Apple Bayar Kompensasi Rp386 Miliar ke Konsumen, Kenapa?
Berita Teknologi Hari Ini – Melex.id JAKARTA – Apple setuju menggelontorkan dana sebesar USD25 jt atau sekitar Rp386 miliar sebagai bentuk kompensasi ke pelanggan.
Hal ini setelahnya raksasa teknologi jika Amerika itu dianggap mempublikasikan iklan “menyesatkan” tentang langganan Family Sharing-nya, yang mana seharusnya berlaku untuk semua perangkat lunak berbasis langganan di tempat App Store. Namun, faktanya sebagian besar aplikasi mobile tiada memperkuat fasilitas berbagi.
“Penggugat membeli aplikasi mobile berdasarkan iklan palsu yang tersebut dibuat oleh Apple dan juga ditempatkan pada halaman utama program oleh Apple dan/atau berhadapan dengan perintah Apple, lalu tak menerima kegunaan dari tawarannya, yang tersebut setara dengan versi perangkat lunak yang mana dapat digunakan oleh hingga enam anggota keluarga,” demikian isi gugatan Walter Peters terhadap Apple Inc dilansir dari laman en.as.com, hari terakhir pekan (22/12/2023).
Dengan demikian, pelanggan yang digunakan terdaftar pada kelompok Family Sharing dengan setidaknya satu orang lain antara 21 Juni 2015 juga 30 Januari 2019 memenuhi ketentuan untuk menerima pembayaran.

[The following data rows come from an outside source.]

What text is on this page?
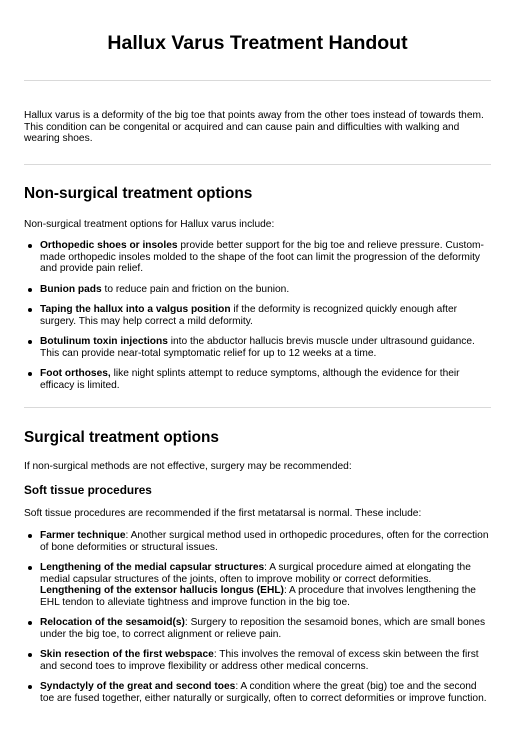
Hallux Varus Treatment Handout
Hallux varus is a deformity of the big toe that points away from the other toes instead of towards them. This condition can be congenital or acquired and can cause pain and difficulties with walking and wearing shoes.
Non-surgical treatment options
Non-surgical treatment options for Hallux varus include:
Orthopedic shoes or insoles provide better support for the big toe and relieve pressure. Custom-made orthopedic insoles molded to the shape of the foot can limit the progression of the deformity and provide pain relief.
Bunion pads to reduce pain and friction on the bunion.
Taping the hallux into a valgus position if the deformity is recognized quickly enough after surgery. This may help correct a mild deformity.
Botulinum toxin injections into the abductor hallucis brevis muscle under ultrasound guidance. This can provide near-total symptomatic relief for up to 12 weeks at a time.
Foot orthoses, like night splints attempt to reduce symptoms, although the evidence for their efficacy is limited.
Surgical treatment options
If non-surgical methods are not effective, surgery may be recommended:
Soft tissue procedures
Soft tissue procedures are recommended if the first metatarsal is normal. These include:
Farmer technique: Another surgical method used in orthopedic procedures, often for the correction of bone deformities or structural issues.
Lengthening of the medial capsular structures: A surgical procedure aimed at elongating the medial capsular structures of the joints, often to improve mobility or correct deformities.
Lengthening of the extensor hallucis longus (EHL): A procedure that involves lengthening the EHL tendon to alleviate tightness and improve function in the big toe.
Relocation of the sesamoid(s): Surgery to reposition the sesamoid bones, which are small bones under the big toe, to correct alignment or relieve pain.
Skin resection of the first webspace: This involves the removal of excess skin between the first and second toes to improve flexibility or address other medical concerns.
Syndactyly of the great and second toes: A condition where the great (big) toe and the second toe are fused together, either naturally or surgically, often to correct deformities or improve function.
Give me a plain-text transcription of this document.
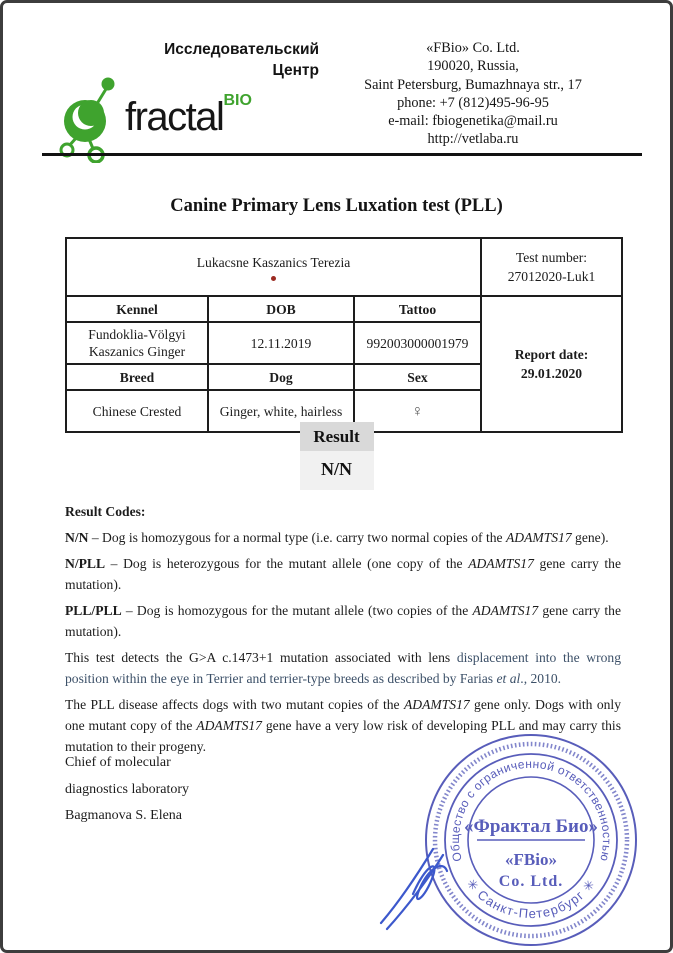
fractal$^{BIO}$
Исследовательский
Центр
«FBio» Co. Ltd.
190020, Russia,
Saint Petersburg, Bumazhnaya str., 17
phone: +7 (812)495-96-95
e-mail: fbiogenetika@mail.ru
http://vetlaba.ru
Canine Primary Lens Luxation test (PLL)
Lukacsne Kaszanics Terezia			Test number:
27012020-Luk1

Kennel	DOB	Tattoo	Report date:
29.01.2020

Fundoklia-Völgyi Kaszanics Ginger	12.11.2019	992003000001979	
Breed	Dog	Sex	
Chinese Crested	Ginger, white, hairless	♀	
Result
N/N

Result Codes:

N/N – Dog is homozygous for a normal type (i.e. carry two normal copies of the ADAMTS17 gene).

N/PLL – Dog is heterozygous for the mutant allele (one copy of the ADAMTS17 gene carry the mutation).

PLL/PLL – Dog is homozygous for the mutant allele (two copies of the ADAMTS17 gene carry the mutation).

This test detects the G>A c.1473+1 mutation associated with lens displacement into the wrong position within the eye in Terrier and terrier-type breeds as described by Farias et al., 2010.

The PLL disease affects dogs with two mutant copies of the ADAMTS17 gene only. Dogs with only one mutant copy of the ADAMTS17 gene have a very low risk of developing PLL and may carry this mutation to their progeny.

Chief of molecular
diagnostics laboratory
Bagmanova S. Elena
Общество с ограниченной ответственностью
✳ Санкт-Петербург ✳
«Фрактал Био»
«FBio»
Co. Ltd.
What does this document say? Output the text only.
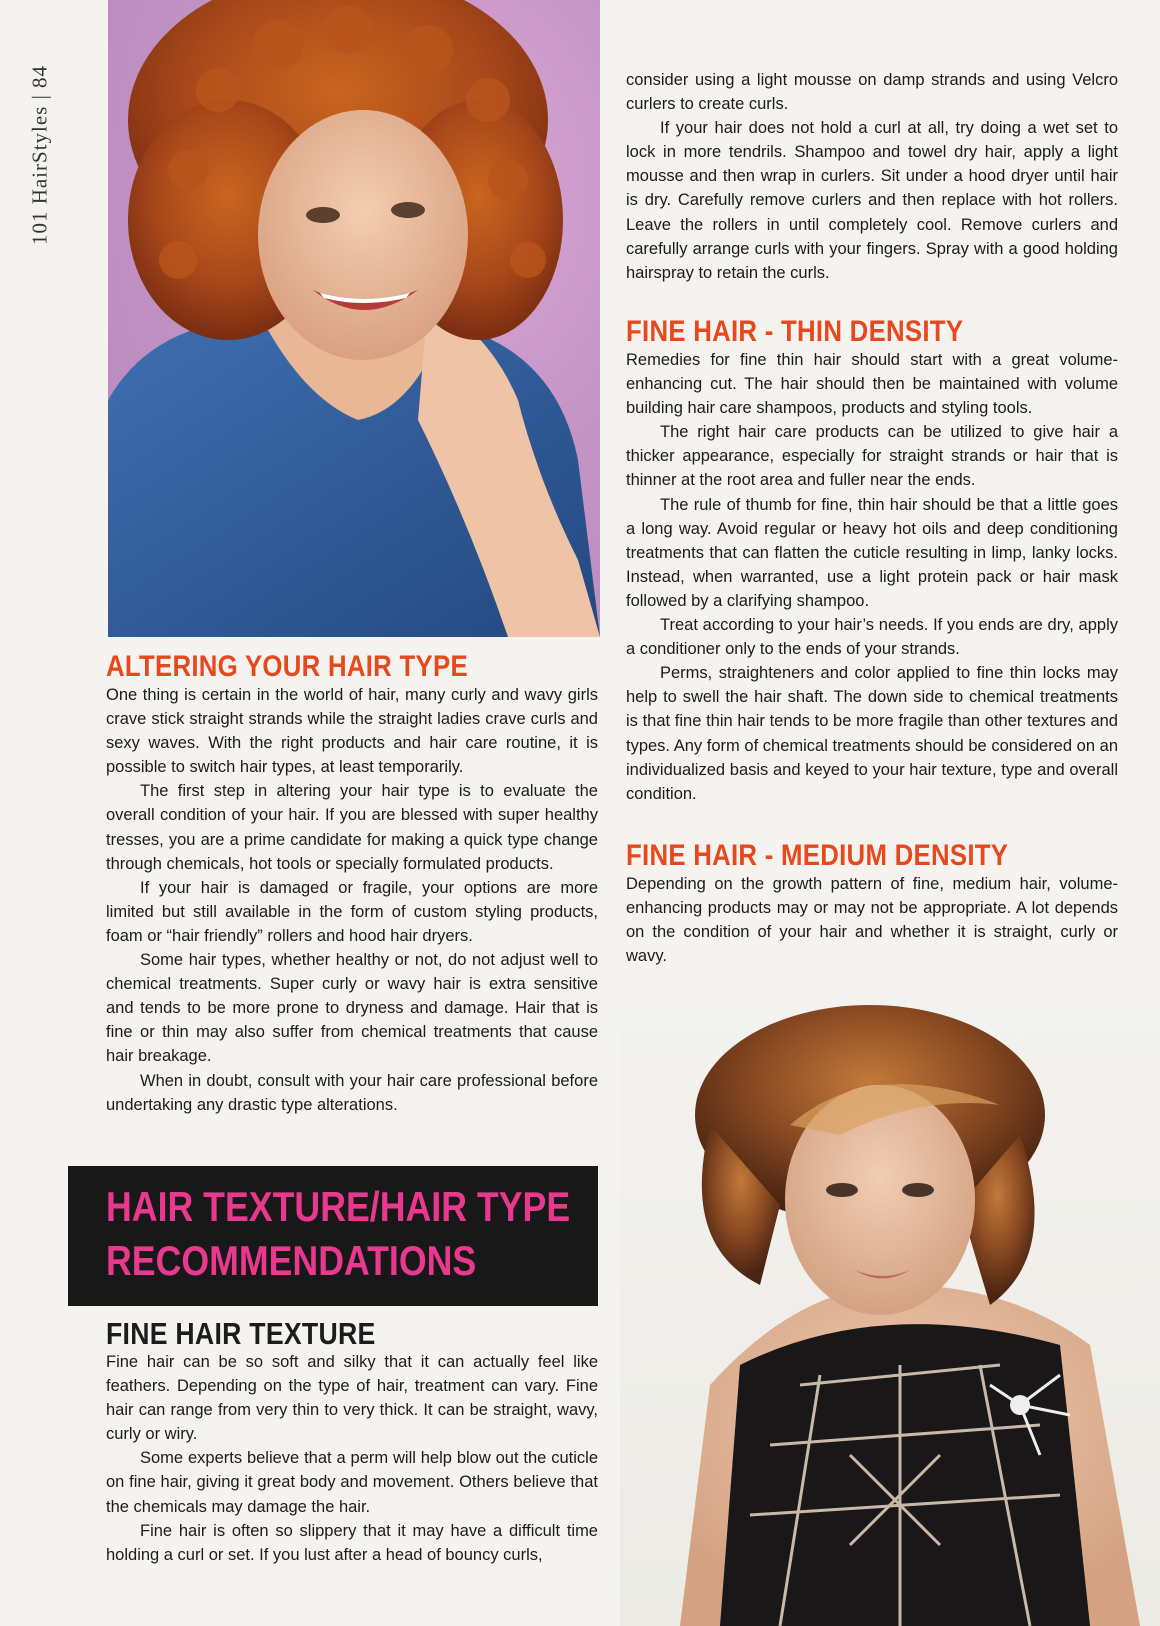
101 HairStyles | 84	consider using a light mousse on damp strands and using Velcro curlers to create curls.

If your hair does not hold a curl at all, try doing a wet set to lock in more tendrils. Shampoo and towel dry hair, apply a light mousse and then wrap in curlers. Sit under a hood dryer until hair is dry. Carefully remove curlers and then replace with hot rollers. Leave the rollers in until completely cool. Remove curlers and carefully arrange curls with your fingers. Spray with a good holding hairspray to retain the curls.

FINE HAIR - THIN DENSITY

Remedies for fine thin hair should start with a great volume-enhancing cut. The hair should then be maintained with volume building hair care shampoos, products and styling tools.

The right hair care products can be utilized to give hair a thicker appearance, especially for straight strands or hair that is thinner at the root area and fuller near the ends.

The rule of thumb for fine, thin hair should be that a little goes a long way. Avoid regular or heavy hot oils and deep conditioning treatments that can flatten the cuticle resulting in limp, lanky locks. Instead, when warranted, use a light protein pack or hair mask followed by a clarifying shampoo.

Treat according to your hair’s needs. If you ends are dry, apply a conditioner only to the ends of your strands.

Perms, straighteners and color applied to fine thin locks may help to swell the hair shaft. The down side to chemical treatments is that fine thin hair tends to be more fragile than other textures and types. Any form of chemical treatments should be considered on an individualized basis and keyed to your hair texture, type and overall condition.

FINE HAIR - MEDIUM DENSITY

Depending on the growth pattern of fine, medium hair, volume-enhancing products may or may not be appropriate. A lot depends on the condition of your hair and whether it is straight, curly or wavy.

ALTERING YOUR HAIR TYPE

One thing is certain in the world of hair, many curly and wavy girls crave stick straight strands while the straight ladies crave curls and sexy waves. With the right products and hair care routine, it is possible to switch hair types, at least temporarily.

The first step in altering your hair type is to evaluate the overall condition of your hair. If you are blessed with super healthy tresses, you are a prime candidate for making a quick type change through chemicals, hot tools or specially formulated products.

If your hair is damaged or fragile, your options are more limited but still available in the form of custom styling products, foam or “hair friendly” rollers and hood hair dryers.

Some hair types, whether healthy or not, do not adjust well to chemical treatments. Super curly or wavy hair is extra sensitive and tends to be more prone to dryness and damage. Hair that is fine or thin may also suffer from chemical treatments that cause hair breakage.

When in doubt, consult with your hair care professional before undertaking any drastic type alterations.

HAIR TEXTURE/HAIR TYPE
RECOMMENDATIONS
FINE HAIR TEXTURE

Fine hair can be so soft and silky that it can actually feel like feathers. Depending on the type of hair, treatment can vary. Fine hair can range from very thin to very thick. It can be straight, wavy, curly or wiry.

Some experts believe that a perm will help blow out the cuticle on fine hair, giving it great body and movement. Others believe that the chemicals may damage the hair.

Fine hair is often so slippery that it may have a difficult time holding a curl or set. If you lust after a head of bouncy curls,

Untuk memenuhi syarat, mereka juga harus menjadi penduduk Amerika Serikat selama periode yang disebutkan juga telah lama membeli langganan program selain yang digunakan diterbitkan oleh Apple melalui App Store selama periode tersebut.
Para pelanggan dapat menerima hingga USD30, tergantung pada berapa sejumlah orang yang digunakan memilih untuk menerima pembayaran kemudian jumlah agregat potongan yang mana disetujui oleh pengadilan. Pelanggan yang dimaksud memenuhi persyaratan akan menerima pemberitahuan melalui email dengan informasi lebih lanjut lanjut tentang penyelesaian ini.
Pelanggan memiliki waktu hingga 1 Maret 2024 untuk mengajukan klaim. Persidangan lanjutan dijadwalkan pada 2 April 2024 untuk menyelesaikan kesepakatan ini. Pelanggan yang mana mengajukan klaim setelahnya batas waktu tiada akan menerima kompensasi.